Species: Spotted Flycatcher

Ring Number: AKE3299

Finding date: 27 June 2021

Place: Washburn Valley, North Yorkshire

Sight Record by Non Ringer- Metal Ring Read In Field

Remarks: 4 chicks. Video footage available.      

Spotted Flycatchers from LeedsBirder on Vimeo.

I contacted Leeds Birder, Paul Wheatley and asked permission to use his super detailed video as above.  Paul clearly worked extremely hard, perhaps frame by frame of the footage to read the combination of letters and numbers on the ring so as to try and discover the origins of AKE3299.  A fine piece of detective work! 

I was able to point Paul to the Another Bird Blog post of 7 September 2019 and advise that AKE3299 was one of two Spotted Flycatchers caught that day, both juvenile birds of the year. 

https://anotherbirdblog.blogspot.com/2019/09/spotted-saturday.html

Spotted Flycatcher

The two flycatchers of that day were caught hours apart but may have arrived together that morning of 7 September during the window of fine weather that followed a week and more of September winds.  

Almost certainly AKE3299 was born in Yorkshire in the summer of 2019 and returned there to breed in the same area in 2020 and in 2021.  Its autumnal migrations in both years would take it across the Pennines on a south westerly path through England, France and Spain and then towards Africa where it would spend the winter.
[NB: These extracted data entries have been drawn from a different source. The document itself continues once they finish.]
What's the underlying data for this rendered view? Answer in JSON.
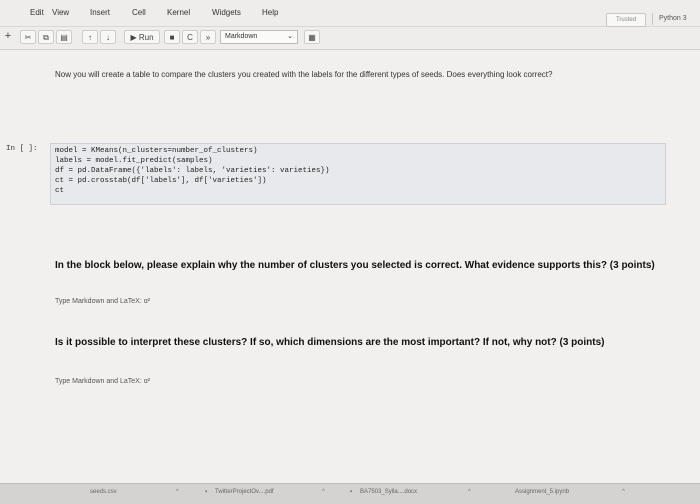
{
  "menu": {
    "items": [
      "Edit",
      "View",
      "Insert",
      "Cell",
      "Kernel",
      "Widgets",
      "Help"
    ],
    "trusted": "Trusted",
    "kernel": "Python 3"
  },
  "toolbar": {
    "run_label": "Run",
    "cell_type": "Markdown"
  },
  "notebook": {
    "intro": "Now you will create a table to compare the clusters you created with the labels for the different types of seeds. Does everything look correct?",
    "prompt": "In [ ]:",
    "code": "model = KMeans(n_clusters=number_of_clusters)\nlabels = model.fit_predict(samples)\ndf = pd.DataFrame({'labels': labels, 'varieties': varieties})\nct = pd.crosstab(df['labels'], df['varieties'])\nct",
    "q1": "In the block below, please explain why the number of clusters you selected is correct. What evidence supports this? (3 points)",
    "q1_hint": "Type Markdown and LaTeX: α²",
    "q2": "Is it possible to interpret these clusters? If so, which dimensions are the most important? If not, why not? (3 points)",
    "q2_hint": "Type Markdown and LaTeX: α²"
  },
  "downloads": [
    "seeds.csv",
    "TwitterProjectOv....pdf",
    "BA7503_Sylla....docx",
    "Assignment_5.ipynb"
  ]
}
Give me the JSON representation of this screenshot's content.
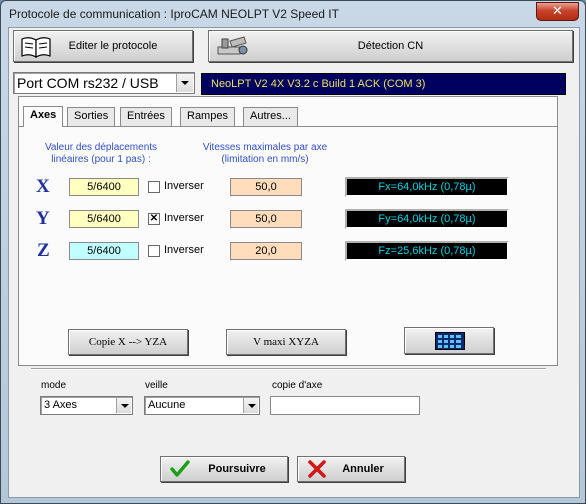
{
  "window": {
    "title": "Protocole de communication : IproCAM NEOLPT V2 Speed IT",
    "close": "✕"
  },
  "toolbar": {
    "edit_protocol": "Editer le protocole",
    "cn_detection": "Détection CN"
  },
  "port": {
    "selected": "Port COM rs232 / USB"
  },
  "status": {
    "text": "NeoLPT V2 4X V3.2 c Build 1 ACK  (COM 3)"
  },
  "tabs": [
    {
      "label": "Axes"
    },
    {
      "label": "Sorties"
    },
    {
      "label": "Entrées"
    },
    {
      "label": "Rampes"
    },
    {
      "label": "Autres..."
    }
  ],
  "axes_panel": {
    "disp_header_1": "Valeur des déplacements",
    "disp_header_2": "linéaires (pour 1 pas) :",
    "speed_header_1": "Vitesses maximales par axe",
    "speed_header_2": "(limitation en mm/s)",
    "invert_label": "Inverser",
    "rows": [
      {
        "axis": "X",
        "step": "5/6400",
        "inverted": false,
        "speed": "50,0",
        "freq": "Fx=64,0kHz  (0,78µ)"
      },
      {
        "axis": "Y",
        "step": "5/6400",
        "inverted": true,
        "speed": "50,0",
        "freq": "Fy=64,0kHz  (0,78µ)"
      },
      {
        "axis": "Z",
        "step": "5/6400",
        "inverted": false,
        "speed": "20,0",
        "freq": "Fz=25,6kHz  (0,78µ)"
      }
    ],
    "copy_x_button": "Copie X --> YZA",
    "vmax_button": "V maxi XYZA",
    "check_mark": "✕"
  },
  "bottom": {
    "mode_label": "mode",
    "mode_value": "3 Axes",
    "sleep_label": "veille",
    "sleep_value": "Aucune",
    "copy_axis_label": "copie d'axe",
    "copy_axis_value": ""
  },
  "actions": {
    "continue": "Poursuivre",
    "cancel": "Annuler"
  },
  "colors": {
    "status_bg": "#000060",
    "status_text": "#f0e060",
    "step_x": "#ffffc0",
    "step_y": "#ffffc0",
    "step_z": "#c0ffff",
    "speed_bg": "#ffdcbc",
    "freq_text": "#00d0e0",
    "label_blue": "#3050c8"
  },
  "icons": [
    "book-icon",
    "cnc-machine-icon",
    "calculator-icon",
    "check-icon",
    "cancel-icon",
    "dropdown-arrow-icon"
  ]
}
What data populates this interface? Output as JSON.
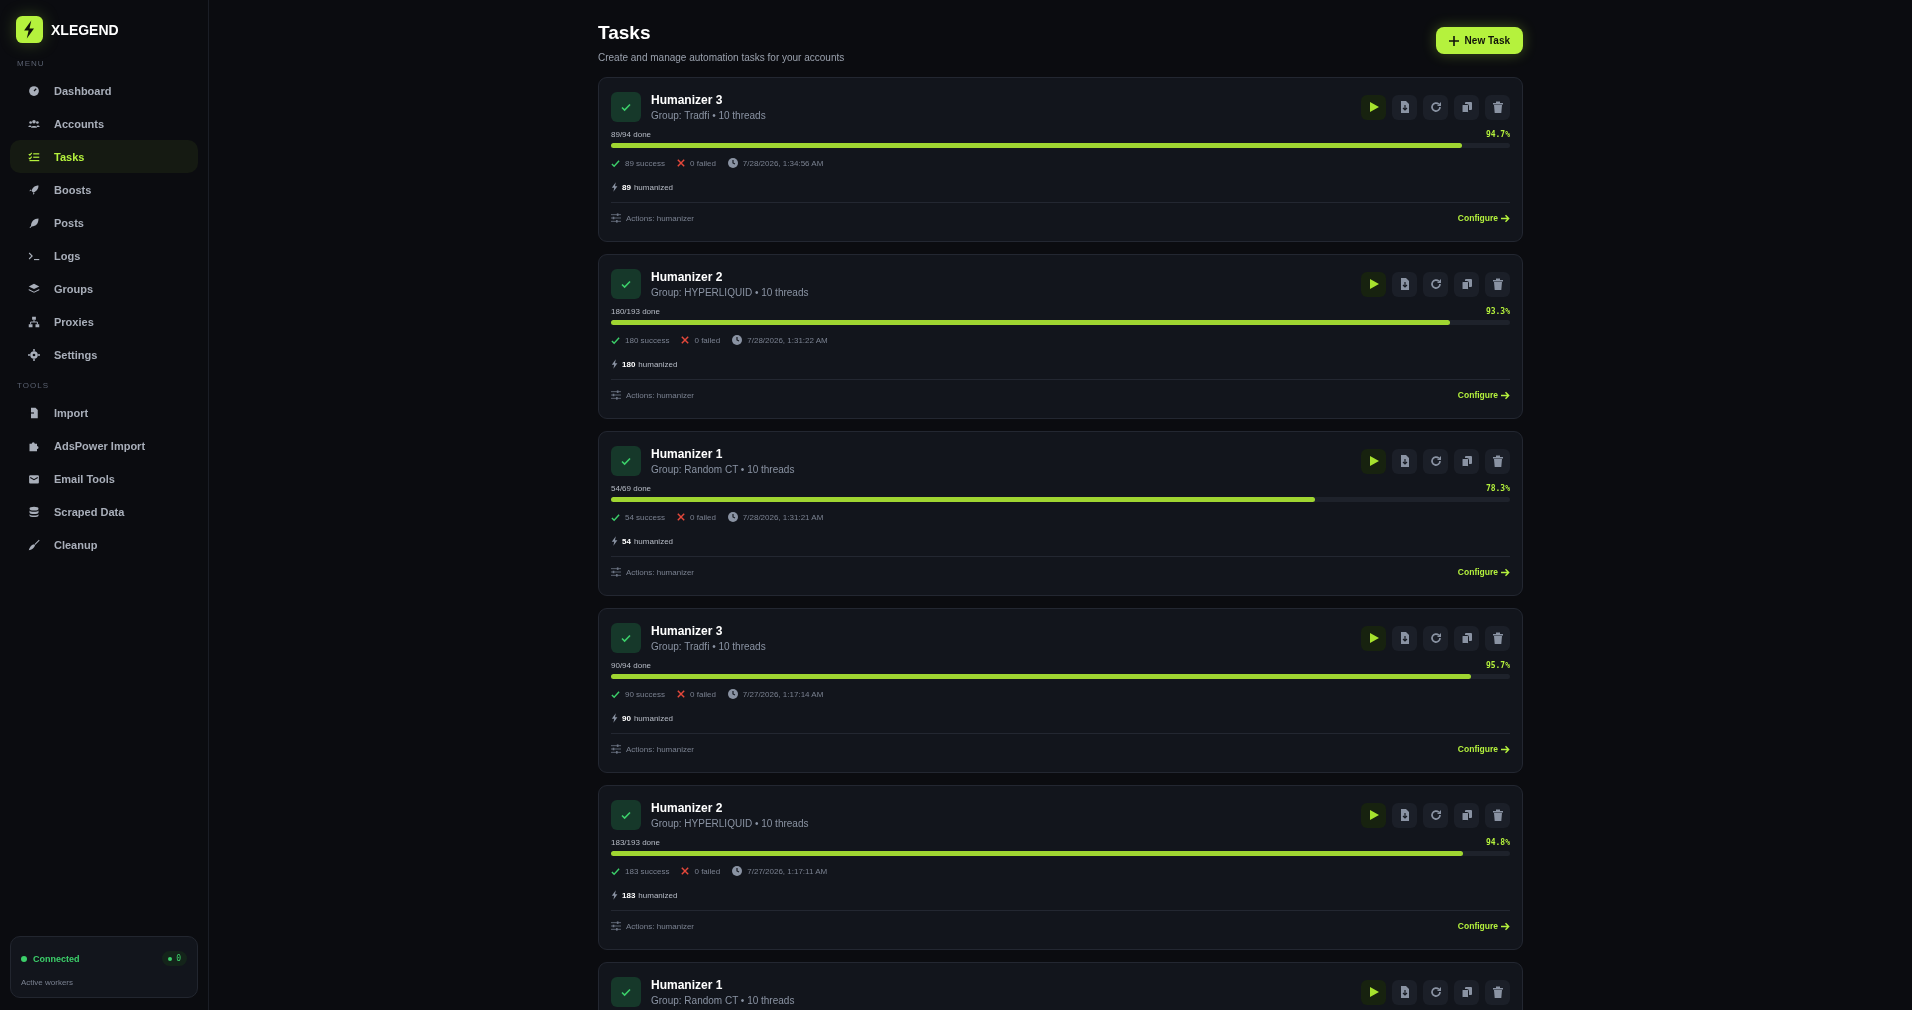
{
  "brand": {
    "name": "XLEGEND"
  },
  "sidebar": {
    "sections": [
      {
        "label": "MENU",
        "items": [
          {
            "label": "Dashboard",
            "selected": false
          },
          {
            "label": "Accounts",
            "selected": false
          },
          {
            "label": "Tasks",
            "selected": true
          },
          {
            "label": "Boosts",
            "selected": false
          },
          {
            "label": "Posts",
            "selected": false
          },
          {
            "label": "Logs",
            "selected": false
          },
          {
            "label": "Groups",
            "selected": false
          },
          {
            "label": "Proxies",
            "selected": false
          },
          {
            "label": "Settings",
            "selected": false
          }
        ]
      },
      {
        "label": "TOOLS",
        "items": [
          {
            "label": "Import",
            "selected": false
          },
          {
            "label": "AdsPower Import",
            "selected": false
          },
          {
            "label": "Email Tools",
            "selected": false
          },
          {
            "label": "Scraped Data",
            "selected": false
          },
          {
            "label": "Cleanup",
            "selected": false
          }
        ]
      }
    ]
  },
  "status": {
    "label": "Connected",
    "count": "0",
    "caption": "Active workers"
  },
  "page": {
    "title": "Tasks",
    "subtitle": "Create and manage automation tasks for your accounts",
    "new_button": "New Task"
  },
  "tasks": [
    {
      "name": "Humanizer 3",
      "meta": "Group: Tradfi • 10 threads",
      "progress": "89/94 done",
      "percent": "94.7%",
      "level": 0.947,
      "success": "89 success",
      "failed": "0 failed",
      "time": "7/28/2026, 1:34:56 AM",
      "count": "89",
      "count_label": "humanized",
      "actions": "Actions: humanizer",
      "configure": "Configure"
    },
    {
      "name": "Humanizer 2",
      "meta": "Group: HYPERLIQUID • 10 threads",
      "progress": "180/193 done",
      "percent": "93.3%",
      "level": 0.933,
      "success": "180 success",
      "failed": "0 failed",
      "time": "7/28/2026, 1:31:22 AM",
      "count": "180",
      "count_label": "humanized",
      "actions": "Actions: humanizer",
      "configure": "Configure"
    },
    {
      "name": "Humanizer 1",
      "meta": "Group: Random CT • 10 threads",
      "progress": "54/69 done",
      "percent": "78.3%",
      "level": 0.783,
      "success": "54 success",
      "failed": "0 failed",
      "time": "7/28/2026, 1:31:21 AM",
      "count": "54",
      "count_label": "humanized",
      "actions": "Actions: humanizer",
      "configure": "Configure"
    },
    {
      "name": "Humanizer 3",
      "meta": "Group: Tradfi • 10 threads",
      "progress": "90/94 done",
      "percent": "95.7%",
      "level": 0.957,
      "success": "90 success",
      "failed": "0 failed",
      "time": "7/27/2026, 1:17:14 AM",
      "count": "90",
      "count_label": "humanized",
      "actions": "Actions: humanizer",
      "configure": "Configure"
    },
    {
      "name": "Humanizer 2",
      "meta": "Group: HYPERLIQUID • 10 threads",
      "progress": "183/193 done",
      "percent": "94.8%",
      "level": 0.948,
      "success": "183 success",
      "failed": "0 failed",
      "time": "7/27/2026, 1:17:11 AM",
      "count": "183",
      "count_label": "humanized",
      "actions": "Actions: humanizer",
      "configure": "Configure"
    },
    {
      "name": "Humanizer 1",
      "meta": "Group: Random CT • 10 threads"
    }
  ]
}
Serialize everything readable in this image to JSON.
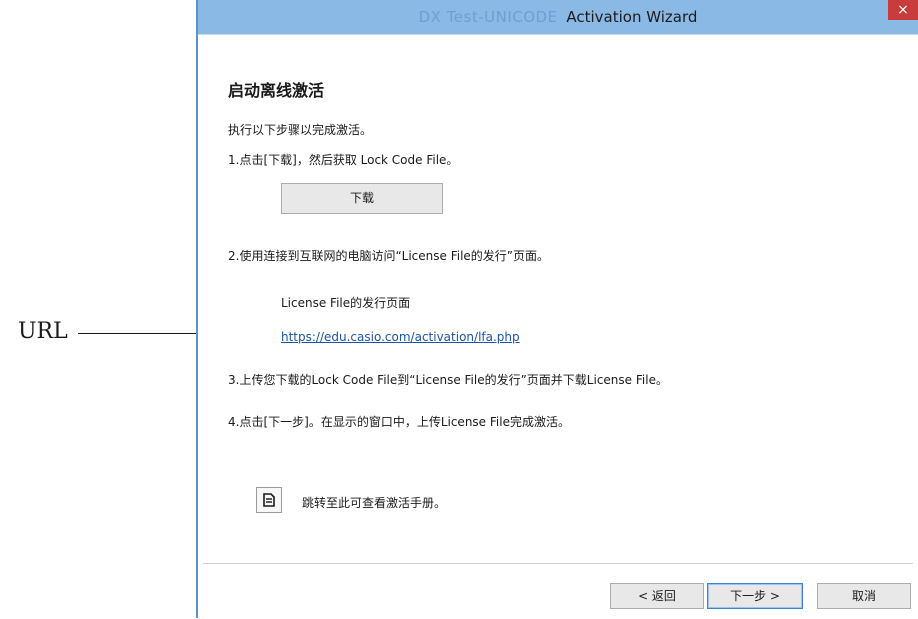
{
  "annotation": {
    "label": "URL"
  },
  "window": {
    "title_prefix": "DX Test-UNICODE",
    "title": "Activation Wizard",
    "close_symbol": "×",
    "close_icon": "close-icon"
  },
  "content": {
    "heading": "启动离线激活",
    "intro": "执行以下步骤以完成激活。",
    "step1": "1.点击[下载]，然后获取 Lock Code File。",
    "download_label": "下载",
    "step2": "2.使用连接到互联网的电脑访问“License File的发行”页面。",
    "license_page_title": "License File的发行页面",
    "license_url": "https://edu.casio.com/activation/lfa.php",
    "step3": "3.上传您下载的Lock Code File到“License File的发行”页面并下载License File。",
    "step4": "4.点击[下一步]。在显示的窗口中，上传License File完成激活。",
    "manual_icon": "document-icon",
    "manual_text": "跳转至此可查看激活手册。"
  },
  "footer": {
    "back_label": "< 返回",
    "next_label": "下一步 >",
    "cancel_label": "取消"
  },
  "colors": {
    "titlebar": "#8ab9e6",
    "close": "#c83c3c",
    "link": "#1a55a8"
  }
}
Spotted Flycatchers are late to return to the UK and it can be late May before they are seen back on territory. 

Spotted Flycatcher - Yorkshire to Lancashire

Spotted Flycatchers cross the Sahara Desert twice a year on their way to and from wintering areas in sub-Saharan Africa, where a loss of woodland may have reduced survival. Another explanation is that breeding success has fallen because of fewer insects, loss of habitat and because of increased predation by woodland predators such as grey squirrels.    

Spotted Flycatchers have declined substantially in recent years and are designated as a Biodiversity Action Plan (BAP) species. They are popular birds as they frequently nest close to house walls or in hanging baskets. They fly from prominent perches to catch insects, and are an attractive sight in country villages.  Their numbers have declined by about 80% over the past three decades.

Thanks again to Leeds Birder for this brilliant record of a Spotted Flycatcher and for proving the value of reading ring numbers in the field. Paul and team have more videos on Vimeo that make for excellent viewing.